# Any 3d archers



## 10x_archer (Feb 1, 2007)

well if you are ever coming up to Saskatchewan or even Alberta, north Dakota, or Manitoba give me a shout. 3D rocks!


----------



## PlushHunter (Aug 4, 2004)

i love 3d shooting and want to teach the youths that you can take longer shots but sometimes them targets farther than they look lol have seen ppl undershoot them bigtime or overshoot there arrows right into rivers when the big buck comes you goto be prepared on instinct sometimes you dont have that time to use a rangefinder its draw that bow back and choose the right pin but i use a hha slider so for me slide it and shoot lol


----------



## PlushHunter (Aug 4, 2004)

oh 10x i hate to say it as much as i love my martin slayer i had now i shoot a mathews drenalin but dont get me wrong martin will put the arrow where u place it good bows the new line i dont care for scepter and the slayer and cougar are my favorite models the other ones im not a fan of but i havnt got to shoot them yet il be buying another one in the future my goal is 3-4 bows lol


----------



## tylerolsen12 (Feb 8, 2007)

i shoot i love 3d its awesome but i have never traveld for tourneys just local ones


----------



## MrSinister (Jan 23, 2003)

yea i live in il. and go to alot of 3d


----------



## Elite13 (Mar 11, 2007)

i live in texas and shoot all the local and state tourney 3ds


----------



## OOPS! (Jul 5, 2006)

*I love 3-D!*

This past Feb.

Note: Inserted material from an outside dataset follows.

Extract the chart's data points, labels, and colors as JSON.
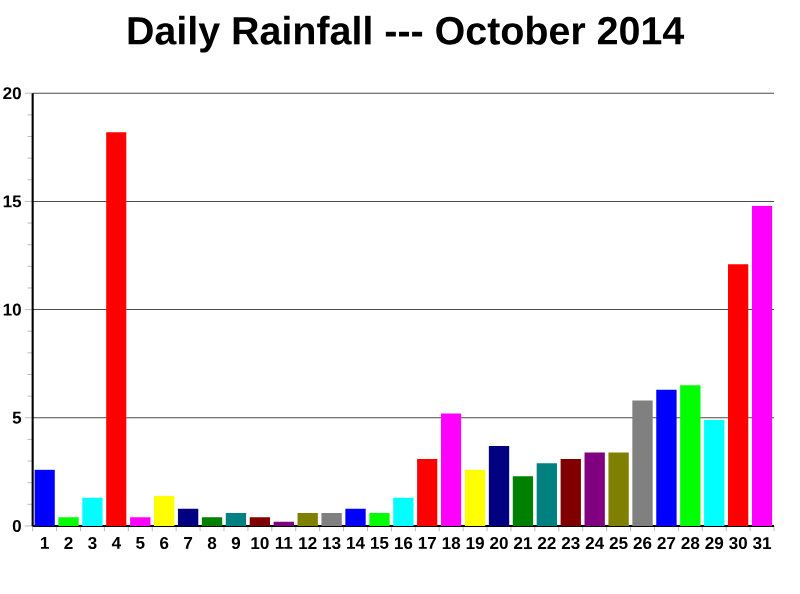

I got 3rd place at the indoor 3-d nationals here in winnipeg.
I thought it wasn't bad considering I was shooting 430 grain logs out of a 60# bow witha 28" dl. I now have a bit better of a 3-d setup, but I did win a few local tourneys with the slower setup.


----------



## PlushHunter (Aug 4, 2004)

3d speed dont kill acuracy does  im moving down to a 60lb drenalin from 70lbs


----------



## Irishrobin (Oct 21, 2006)

i love 3d but i'm from ireland !!!!! :wink::wink:


----------



## Evinrude (May 31, 2007)

i love 3 d but i went to my last 3d yesterday


----------



## Irishrobin (Oct 21, 2006)

Evinrude said:


> i love 3 d but i went to my last 3d yesterday


why you say that  ???


----------



## Evinrude (May 31, 2007)

cause there ain't any more bow shoots were i live and i am going to be hunting


----------



## tylerolsen12 (Feb 8, 2007)

so u just mean for the year


----------



## 2wyoming (Sep 5, 2007)

I shoot IBO, ASA, NFAA
I live in WV, but I shoot all the legs of the triple crown, and this year im going to try to go to Vegas.

Ill join the team.


----------



## fip09 (Feb 27, 2007)

I live in wisconsin and thats all I do is shoot 3d's all summer. Great practice for hunting.


----------



## fip09 (Feb 27, 2007)

PlushHunter said:


> 3d speed dont kill acuracy does  im moving down to a 60lb drenalin from 70lbs


Smart Choice. I shoot a 60# drenalin and it does the job, shot a perfect score at a 3d shoot in august with it.


----------